Aunque el médico y Anna sean los protagonistas centrales, la serie se las arregla para mostrar los vínculos de cada uno. Con sus padres, con sus hermanos, con sus amigos, con sus otras parejas, con sus compañeros de trabajo. Pero ninguno de esos personajes se desarrollará de manera independiente a los vaivenes de los protagonistas y toda la tensión estará puesta en esos treinteañeros camino a los cuarenta que, como en las viejas telenovelas rosas, consiguen que el deseo del espectador sea que terminen bien, incluso a costas del rechazo de aquellos personajes que –sin un ápice de maldad, todo lo contrario- pugnan por impedirlo.

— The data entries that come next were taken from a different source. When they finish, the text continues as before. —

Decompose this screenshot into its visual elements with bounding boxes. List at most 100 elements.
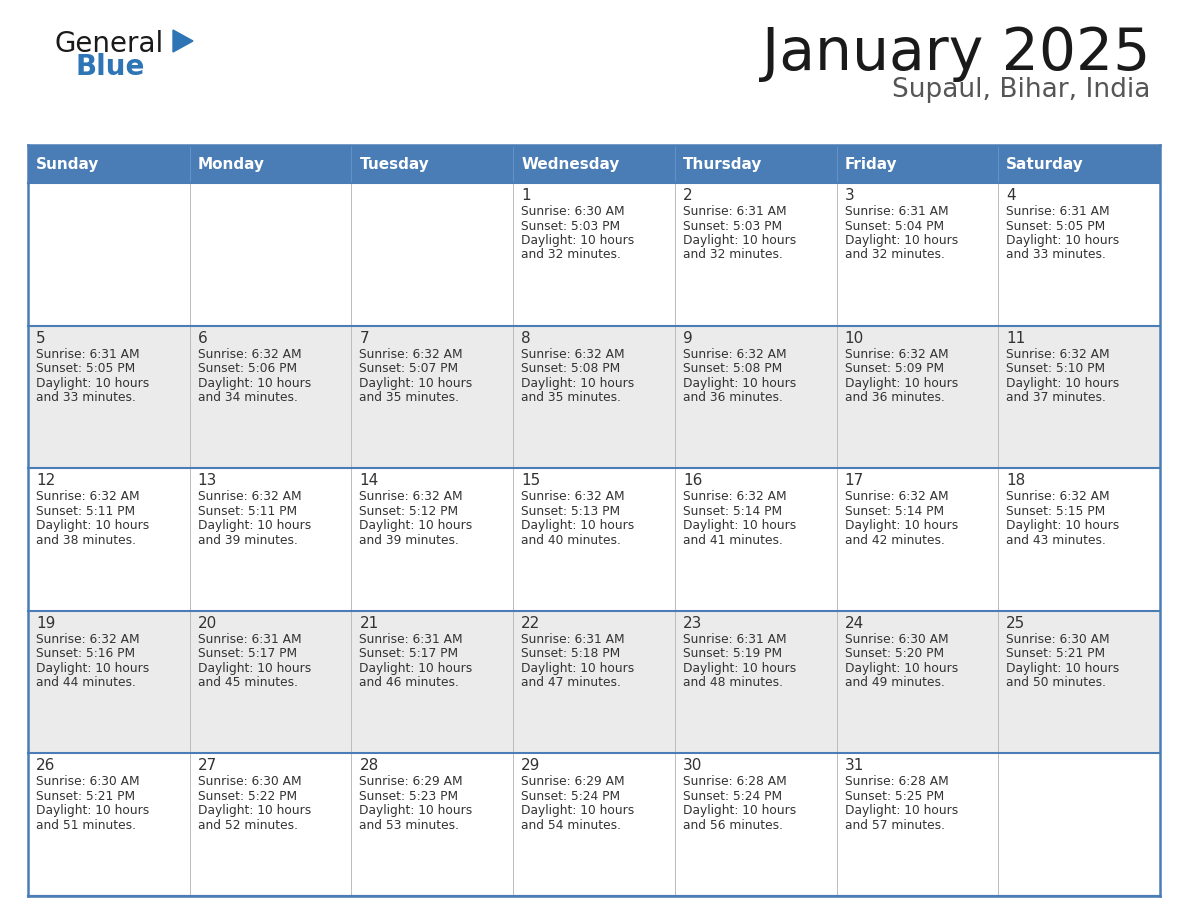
Text: Sunset: 5:04 PM: Sunset: 5:04 PM: [845, 219, 943, 232]
Text: and 47 minutes.: and 47 minutes.: [522, 677, 621, 689]
Text: Sunset: 5:13 PM: Sunset: 5:13 PM: [522, 505, 620, 518]
Text: Sunrise: 6:32 AM: Sunrise: 6:32 AM: [683, 348, 786, 361]
Text: and 40 minutes.: and 40 minutes.: [522, 533, 621, 547]
Text: Sunset: 5:17 PM: Sunset: 5:17 PM: [197, 647, 297, 660]
Text: 30: 30: [683, 758, 702, 773]
Text: Daylight: 10 hours: Daylight: 10 hours: [197, 804, 311, 817]
Text: Daylight: 10 hours: Daylight: 10 hours: [522, 234, 634, 247]
Text: January 2025: January 2025: [762, 25, 1150, 82]
Text: Sunrise: 6:32 AM: Sunrise: 6:32 AM: [36, 490, 140, 503]
Text: Sunrise: 6:30 AM: Sunrise: 6:30 AM: [1006, 633, 1110, 645]
Text: and 33 minutes.: and 33 minutes.: [36, 391, 135, 404]
Text: and 49 minutes.: and 49 minutes.: [845, 677, 944, 689]
Text: and 35 minutes.: and 35 minutes.: [522, 391, 621, 404]
Text: Sunrise: 6:31 AM: Sunrise: 6:31 AM: [360, 633, 463, 645]
Bar: [29, 754, 1159, 896]
Text: Sunset: 5:05 PM: Sunset: 5:05 PM: [36, 362, 135, 375]
Text: 24: 24: [845, 616, 864, 631]
Text: 3: 3: [845, 188, 854, 203]
Text: Sunrise: 6:29 AM: Sunrise: 6:29 AM: [522, 776, 625, 789]
Text: and 45 minutes.: and 45 minutes.: [197, 677, 298, 689]
Text: Sunrise: 6:30 AM: Sunrise: 6:30 AM: [522, 205, 625, 218]
Text: and 52 minutes.: and 52 minutes.: [197, 819, 298, 832]
Bar: [29, 610, 1159, 754]
Text: Sunset: 5:10 PM: Sunset: 5:10 PM: [1006, 362, 1105, 375]
Text: and 43 minutes.: and 43 minutes.: [1006, 533, 1106, 547]
Text: Monday: Monday: [197, 156, 265, 172]
Text: Sunset: 5:08 PM: Sunset: 5:08 PM: [683, 362, 782, 375]
Text: and 46 minutes.: and 46 minutes.: [360, 677, 460, 689]
Text: Daylight: 10 hours: Daylight: 10 hours: [197, 376, 311, 389]
Text: Daylight: 10 hours: Daylight: 10 hours: [845, 234, 958, 247]
Text: 17: 17: [845, 473, 864, 488]
Text: Sunset: 5:17 PM: Sunset: 5:17 PM: [360, 647, 459, 660]
Text: 14: 14: [360, 473, 379, 488]
Text: and 32 minutes.: and 32 minutes.: [845, 249, 944, 262]
Text: Daylight: 10 hours: Daylight: 10 hours: [683, 376, 796, 389]
Text: 15: 15: [522, 473, 541, 488]
Text: 31: 31: [845, 758, 864, 773]
Text: Sunset: 5:24 PM: Sunset: 5:24 PM: [683, 789, 782, 803]
Text: Sunrise: 6:32 AM: Sunrise: 6:32 AM: [1006, 348, 1110, 361]
Text: Sunset: 5:23 PM: Sunset: 5:23 PM: [360, 789, 459, 803]
Text: Sunrise: 6:30 AM: Sunrise: 6:30 AM: [197, 776, 302, 789]
Text: Daylight: 10 hours: Daylight: 10 hours: [197, 520, 311, 532]
Text: Sunset: 5:03 PM: Sunset: 5:03 PM: [683, 219, 782, 232]
Text: and 38 minutes.: and 38 minutes.: [36, 533, 135, 547]
Text: 26: 26: [36, 758, 56, 773]
Text: and 53 minutes.: and 53 minutes.: [360, 819, 460, 832]
Text: and 54 minutes.: and 54 minutes.: [522, 819, 621, 832]
Text: Sunset: 5:03 PM: Sunset: 5:03 PM: [522, 219, 620, 232]
Text: Sunrise: 6:32 AM: Sunrise: 6:32 AM: [360, 348, 463, 361]
Text: Sunset: 5:24 PM: Sunset: 5:24 PM: [522, 789, 620, 803]
Text: Daylight: 10 hours: Daylight: 10 hours: [1006, 662, 1119, 675]
Text: Daylight: 10 hours: Daylight: 10 hours: [1006, 520, 1119, 532]
Text: Thursday: Thursday: [683, 156, 763, 172]
Text: Sunrise: 6:31 AM: Sunrise: 6:31 AM: [1006, 205, 1110, 218]
Text: 4: 4: [1006, 188, 1016, 203]
Text: Sunrise: 6:31 AM: Sunrise: 6:31 AM: [522, 633, 625, 645]
Text: 18: 18: [1006, 473, 1025, 488]
Text: and 44 minutes.: and 44 minutes.: [36, 677, 135, 689]
Text: Sunset: 5:07 PM: Sunset: 5:07 PM: [360, 362, 459, 375]
Text: and 34 minutes.: and 34 minutes.: [197, 391, 297, 404]
Text: Daylight: 10 hours: Daylight: 10 hours: [36, 520, 150, 532]
Text: 8: 8: [522, 330, 531, 345]
Text: 10: 10: [845, 330, 864, 345]
Text: Sunset: 5:05 PM: Sunset: 5:05 PM: [1006, 219, 1106, 232]
Text: General: General: [55, 30, 164, 58]
Text: 2: 2: [683, 188, 693, 203]
Text: 5: 5: [36, 330, 45, 345]
Text: Daylight: 10 hours: Daylight: 10 hours: [683, 520, 796, 532]
Text: Sunrise: 6:32 AM: Sunrise: 6:32 AM: [1006, 490, 1110, 503]
Text: Daylight: 10 hours: Daylight: 10 hours: [522, 520, 634, 532]
Text: Sunday: Sunday: [36, 156, 100, 172]
Text: Sunrise: 6:32 AM: Sunrise: 6:32 AM: [360, 490, 463, 503]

Más específica aún, la serie abarca desde el 2015 al 2024, el año, además, que se estrenó en la televisión española. En esa década pasan los sinsabores de la relación y un detalle no menor: la pandemia, que toma protagonismo cuando promedia la historia.
Otro de los aspectos centrales de la producción es la música, un elemento de enorme peso en el relato, a tal punto que en algunos casos se convierte en parte del argumento. El ejemplo más claro es la presencia de Nacho Vegas, histórico crooner asturiano, que al principio de la relación es un gusto compartido entre Ana y Oscar. A propósito, el solista acaba de lanzar su nuevo disco, “Vidas semipreciosas”, de impecable factura.
“Vetusta Morla”, Joe Crepúsculo y Rodrigo Cuevas aportan también sus canciones, aunque en un tono mucho menos preponderante al que Sorogoyen se guarda para los últimos capítulos. En el inicio del episodio final, bajo una lluvia madrileña, mientras Ana fuma un cigarrillo y espera dos cafés para completar el cuadro placentero, se escucha “Una noche de asilo”, del uruguayo Jorge Drexler. Pero el espectador atento no habrá podido entonces recuperarse de la escena final del capítulo 9, cuando tras una despedida de los protagonistas y el regreso a sus rutinas empieza a escucharse desde la introducción “Volver a volver”, de Gabo Ferro que reproducida de manera completa y demuestra lo universal, imperecedero y vinculadas que pueden ser las historias cuando están bien contadas.